The most dramatic lurch for the exits might be over, but history suggests people could be yanking money from mutual funds for years. Such a trend could hurt people who remain invested, as well as some who sold out.

After the 48 percent decline in the stock market in 1973 and 1974, people pulled money out of mutual funds until 1980, even though the market moved higher.

“They used the strength in the market to get out,” said Eric Bjorgen, who tracked the trend for the Leuthold Group, a Minneapolis-based research firm. “Many never came back into the market.” Bjorgen said.

With the market plunging in October, many fled after losing nearly half of the money they’d had about a year earlier.

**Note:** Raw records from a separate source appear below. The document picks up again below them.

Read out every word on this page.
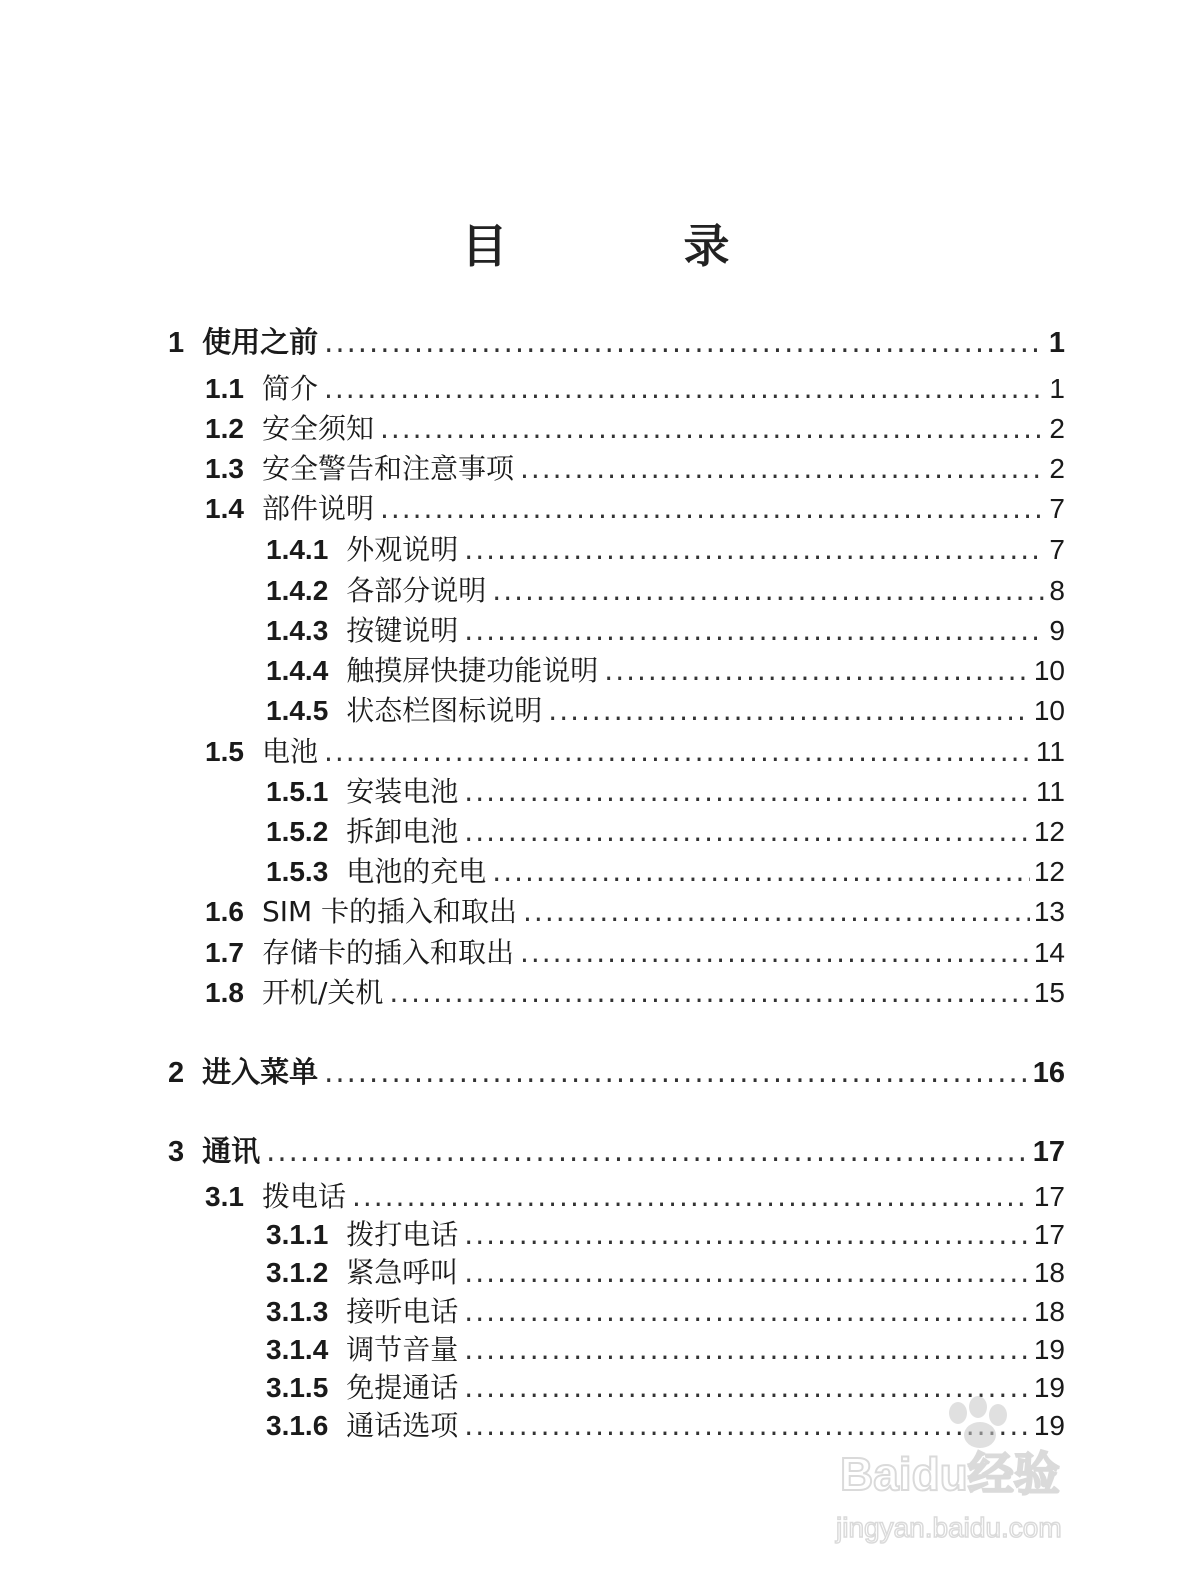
目 录
1 使用之前 .....	1
1.1 简介 .....	1
1.2 安全须知 .....	2
1.3 安全警告和注意事项 .....	2
1.4 部件说明 .....	7
1.4.1 外观说明 .....	7
1.4.2 各部分说明 .....	8
1.4.3 按键说明 .....	9
1.4.4 触摸屏快捷功能说明 .....	10
1.4.5 状态栏图标说明 .....	10
1.5 电池 .....	11
1.5.1 安装电池 .....	11
1.5.2 拆卸电池 .....	12
1.5.3 电池的充电 .....	12
1.6 SIM 卡的插入和取出 .....	13
1.7 存储卡的插入和取出 .....	14
1.8 开机/关机 .....	15
2 进入菜单 .....	16
3 通讯 .....	17
3.1 拨电话 .....	17
3.1.1 拨打电话 .....	17
3.1.2 紧急呼叫 .....	18
3.1.3 接听电话 .....	18
3.1.4 调节音量 .....	19
3.1.5 免提通话 .....	19
3.1.6 通话选项 .....	19
Baidu经验
jingyan.baidu.com
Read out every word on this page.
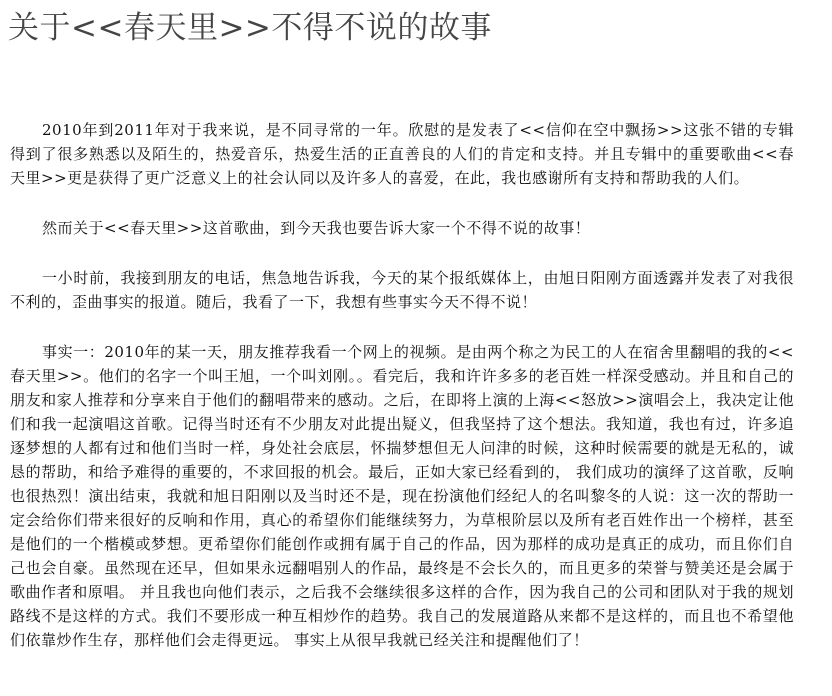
关于<<春天里>>不得不说的故事

2010年到2011年对于我来说，是不同寻常的一年。欣慰的是发表了<<信仰在空中飘扬>>这张不错的专辑得到了很多熟悉以及陌生的，热爱音乐，热爱生活的正直善良的人们的肯定和支持。并且专辑中的重要歌曲<<春天里>>更是获得了更广泛意义上的社会认同以及许多人的喜爱，在此，我也感谢所有支持和帮助我的人们。

然而关于<<春天里>>这首歌曲，到今天我也要告诉大家一个不得不说的故事！

一小时前，我接到朋友的电话，焦急地告诉我，今天的某个报纸媒体上，由旭日阳刚方面透露并发表了对我很不利的，歪曲事实的报道。随后，我看了一下，我想有些事实今天不得不说！

事实一：2010年的某一天，朋友推荐我看一个网上的视频。是由两个称之为民工的人在宿舍里翻唱的我的<<春天里>>。他们的名字一个叫王旭，一个叫刘刚。。看完后，我和许许多多的老百姓一样深受感动。并且和自己的朋友和家人推荐和分享来自于他们的翻唱带来的感动。之后，在即将上演的上海<<怒放>>演唱会上，我决定让他们和我一起演唱这首歌。记得当时还有不少朋友对此提出疑义，但我坚持了这个想法。我知道，我也有过，许多追逐梦想的人都有过和他们当时一样，身处社会底层，怀揣梦想但无人问津的时候，这种时候需要的就是无私的，诚恳的帮助，和给予难得的重要的，不求回报的机会。最后，正如大家已经看到的， 我们成功的演绎了这首歌，反响也很热烈！演出结束，我就和旭日阳刚以及当时还不是，现在扮演他们经纪人的名叫黎冬的人说：这一次的帮助一定会给你们带来很好的反响和作用，真心的希望你们能继续努力，为草根阶层以及所有老百姓作出一个榜样，甚至是他们的一个楷模或梦想。更希望你们能创作或拥有属于自己的作品，因为那样的成功是真正的成功，而且你们自己也会自豪。虽然现在还早，但如果永远翻唱别人的作品，最终是不会长久的，而且更多的荣誉与赞美还是会属于歌曲作者和原唱。 并且我也向他们表示，之后我不会继续很多这样的合作，因为我自己的公司和团队对于我的规划路线不是这样的方式。我们不要形成一种互相炒作的趋势。我自己的发展道路从来都不是这样的，而且也不希望他们依靠炒作生存，那样他们会走得更远。 事实上从很早我就已经关注和提醒他们了！
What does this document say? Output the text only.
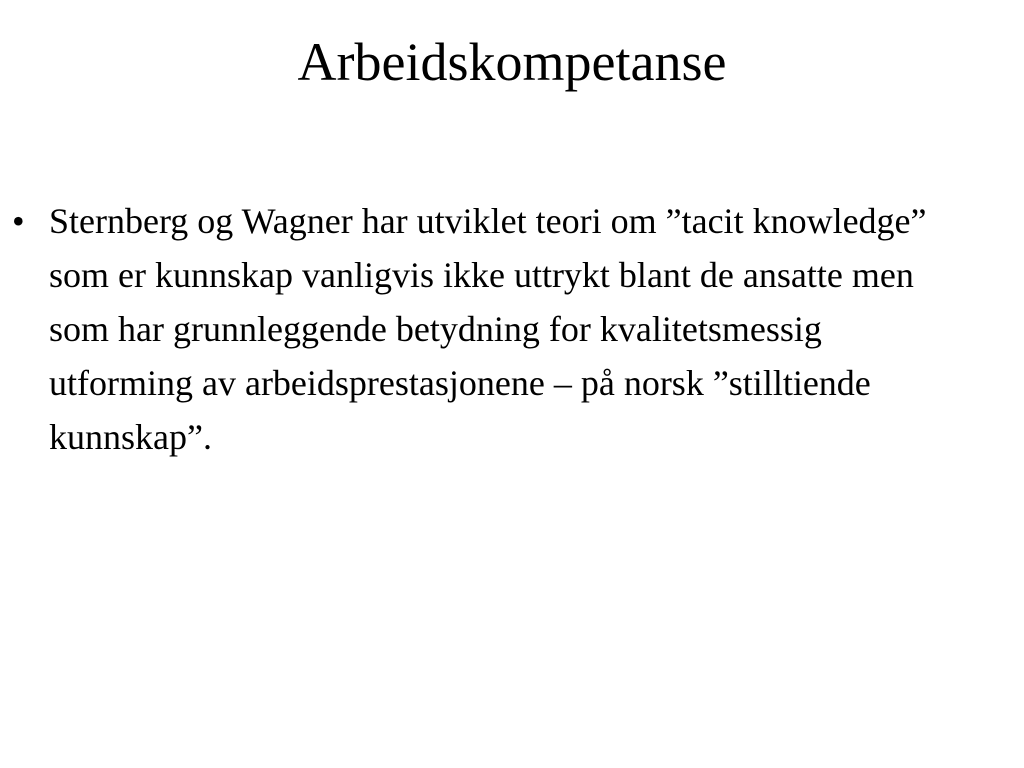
Arbeidskompetanse
• Sternberg og Wagner har utviklet teori om ”tacit knowledge” som er kunnskap vanligvis ikke uttrykt blant de ansatte men som har grunnleggende betydning for kvalitetsmessig utforming av arbeidsprestasjonene – på norsk ”stilltiende kunnskap”.
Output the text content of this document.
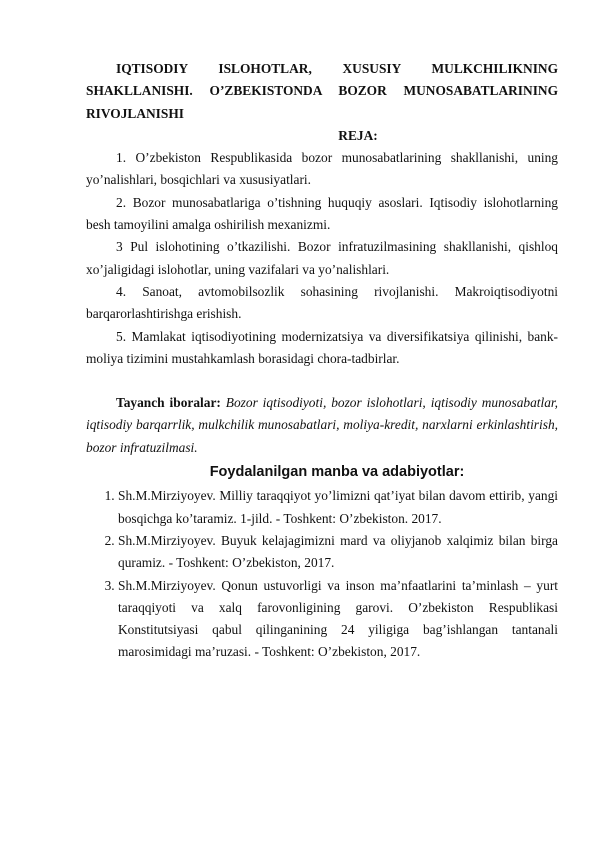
IQTISODIY ISLOHOTLAR, XUSUSIY MULKCHILIKNING SHAKLLANISHI. O’ZBEKISTONDA BOZOR MUNOSABATLARINING RIVOJLANISHI

REJA:

1. O’zbekiston Respublikasida bozor munosabatlarining shakllanishi, uning yo’nalishlari, bosqichlari va xususiyatlari.

2. Bozor munosabatlariga o’tishning huquqiy asoslari. Iqtisodiy islohotlarning besh tamoyilini amalga oshirilish mexanizmi.

3 Pul islohotining o’tkazilishi. Bozor infratuzilmasining shakllanishi, qishloq xo’jaligidagi islohotlar, uning vazifalari va yo’nalishlari.

4. Sanoat, avtomobilsozlik sohasining rivojlanishi. Makroiqtisodiyotni barqarorlashtirishga erishish.

5. Mamlakat iqtisodiyotining modernizatsiya va diversifikatsiya qilinishi, bank-moliya tizimini mustahkamlash borasidagi chora-tadbirlar.

Tayanch iboralar: Bozor iqtisodiyoti, bozor islohotlari, iqtisodiy munosabatlar, iqtisodiy barqarrlik, mulkchilik munosabatlari, moliya-kredit, narxlarni erkinlashtirish, bozor infratuzilmasi.

Foydalanilgan manba va adabiyotlar:

1. Sh.M.Mirziyoyev. Milliy taraqqiyot yo’limizni qat’iyat bilan davom ettirib, yangi bosqichga ko’taramiz. 1-jild. - Toshkent: O’zbekiston. 2017.
2. Sh.M.Mirziyoyev. Buyuk kelajagimizni mard va oliyjanob xalqimiz bilan birga quramiz. - Toshkent: O’zbekiston, 2017.
3. Sh.M.Mirziyoyev. Qonun ustuvorligi va inson ma’nfaatlarini ta’minlash – yurt taraqqiyoti va xalq farovonligining garovi. O’zbekiston Respublikasi Konstitutsiyasi qabul qilinganining 24 yiligiga bag’ishlangan tantanali marosimidagi ma’ruzasi. - Toshkent: O’zbekiston, 2017.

This year, investors have pulled roughly $200 billion out of U.S. and international stock mutual funds — a huge reversal from the $254 billion they poured into funds the previous two years, said David Santschi, TrimTabs managing editor.

Selling shares in losing funds can be smart for those planning to declare a loss on their taxes, many people have shifted money into low-interest savings accounts and money-market funds. Some have made costly mistakes, such as pulling money from 401(k) plans without realizing they owe taxes and penalties that could strip almost half of their savings.

Those staying in mutual funds probably will receive the advantage, eventually, of a stock-market surge. But some funds face an uphill battle because managers are limited now in their bargain hunting for cheap shares.

It’s a result of so many fleeing investors fleeing funds. When a person wants to leave a fund, it must have cash available to give the investor.

Most funds tend to hold little cash, and as investors sell shares, managers must raise cash to pay them by selling stocks they wouldn’t otherwise sell, said Morningstar analyst Karen Dolan.

“A fund facing redemptions is restricted in its flexibility to do much,” she said.

Selling shares that have potential to climb eliminates some opportunity for funds to make money when the stocks regain strength.

In addition, respected investors such as Warren Buffett contend bargains are plentiful now, but fund managers who are busy raising cash might not have money available to bargain-hunt. That will dampen the returns a fund can make in the future.

Big money can be made by picking solid stocks beaten down in bear markets. On average, in the first year after bear-market lows, the stock market climbs 44 percent, according to the Leuthold Group.

By the second year, on average, the market is up 60 percent from its lows.